Leonard Cohen: o artesão da
palavra
Nova
coletânea do canadense Leonard Cohen, 'A Mil Beijos de Profundidade' revela as
várias facetas do poeta.
20/01/2017
A morte
de Leonard
Cohen (1934 – 2016) em novembro pegou a todos de surpresa. O cantor,
compositor, prosador e poeta canadense acabara de lançar o disco You Want
it Darker, que acabou se revelando um verdadeiro e belo canto do cisne. Seu
último livro publicado foi Book of longing, de 2006, no qual faz uma
reflexão emocionante e crítica sobre sua carreira como músico e como poeta. E
são justamente os poemas dessa obra que compõem, em grande parte, a
coletânea A
Mil Beijos de Profundidade (7Letras, 182 páginas), organizada
pelo poeta e tradutor curitibano Fernando Koproski, responsável também pelo primeiro volume
poético de Cohen, Atrás das Linhas Inimigas do Meu Amor – que chega
agora à sua segunda edição.
Alguns
dos poemas são bem conhecidos: “Chelsea Hotel #2”, “So long, Marianne”, “Hey,
that’s no way to say goodbye”, “I’m your man”, “Hallelujah” e outros. Todos
eles se transformaram em canções imortalizadas pelo próprio Cohen e por uma
miríade de intérpretes – de Renato Russo à Lana del Rey. De versos conhecidos a
poesias confessionais, Leonard se mostrou um artesão da palavra, capaz de
esculpir versos por décadas. Uma anedota
contada por Sylvie Simmons, sua biógrafa, relata um encontro entre Dylan e
Cohen, por volta de 1985. O compositor norte-americano – trinta anos antes de
seu Nobel – pergunta a Leonard quanto ele levou para escrever “Hallelujah”, que
envergonhado responde apenas: “não demorou muito, apenas alguns anos”. Quatro
anos, na verdade. O embaraço fazia sentido: Dylan revelara que havia precisado
de 15 minutos no banco de um táxi para criar “I & I”.
De versos
conhecidos a poesias confessionais, Leonard se mostrou um artesão da palavra,
capaz de esculpir versos por décadas.
Todo esse
rigor fica muito claro nas linhas esculpidas de “Vai livrinho” (“Go little
book): “Vai livrinho/ E se esconda/ E tenha vergonha/ De sua irrelevância”. Ou
no poema que dá título para o livro e ganhou sua versão musical no álbum Ten
New Songs (2001), um mantra sobre a paixão e a devoção quase religiosa de
Cohen pela mulher amada.
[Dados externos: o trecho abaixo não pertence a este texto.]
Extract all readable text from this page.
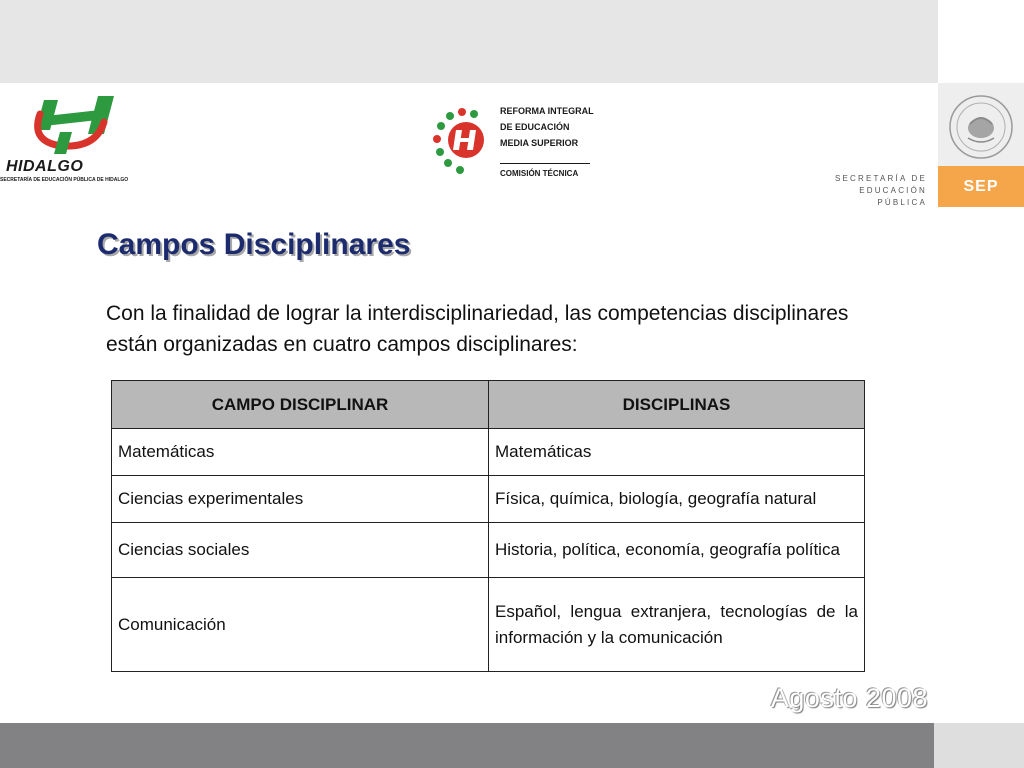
SECRETARÍA DE
EDUCACIÓN PÚBLICA
SEP
HIDALGO
SECRETARÍA DE EDUCACIÓN PÚBLICA DE HIDALGO
REFORMA INTEGRAL
DE EDUCACIÓN
MEDIA SUPERIOR
COMISIÓN TÉCNICA
Campos Disciplinares

Con la finalidad de lograr la interdisciplinariedad, las competencias disciplinares están organizadas en cuatro campos disciplinares:

CAMPO DISCIPLINAR	DISCIPLINAS
Matemáticas	Matemáticas
Ciencias experimentales	Física, química, biología, geografía natural
Ciencias sociales	Historia, política, economía, geografía política
Comunicación	Español, lengua extranjera, tecnologías de la información y la comunicación
Agosto 2008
Como Koproski explica na apresentação, A Mil Beijos de
Profundidade reúne as muitas personas acompanharam Leonard por
toda a sua vida: o monge zen budista, o conquistador born in a suit, o
silencioso, o compositor e o diplomático. Ele transitou entre todas as formas
possíveis, quebrou convenções, estabeleceu padrões e, acima de tudo, foi um
grande devoto da beleza.
“Se isso
parece com um poema/ também posso te avisar desde o início/ que não era pra
ser./ Não quero transformar qualquer coisa em poesia”, adverte em “A Canção do
corno”. Por ironia, ou não, Cohen foi um verdadeiro exímio fazedor, fazendo
poesia do sublime e do banal – imortalizando sua relação com o divino e também
sua paixão por mulheres avassaladoras. E tudo isso, com uma elegância que se
tornaria uma espécie de epígrafe do autor.
Cinza
Pensar em
Leonard Cohen é refletir sobre o valor do verso, sobre a potência da poesia e a
importância do fazer poético. Dizia que a poesia era uma evidência da vida: “se
tua vida alimenta o fogo, a poesia é só a cinza”. No entanto, essa mesma cinza
é sagrada, como uma cremação, e é jogada ao mundo pelo poeta. É com o vento que
ela ganha asas e alimenta, retroalimenta a vida, e se transformando na lenha
que serve de combustível para o fogo.
Por
isso, A
Mil Beijos de Profundidade é tão importante, criando – mesmo
que por uma coincidência macabra – um belíssimo tributo a um homem que viveu
cada dia de sua vida pela e para a arte.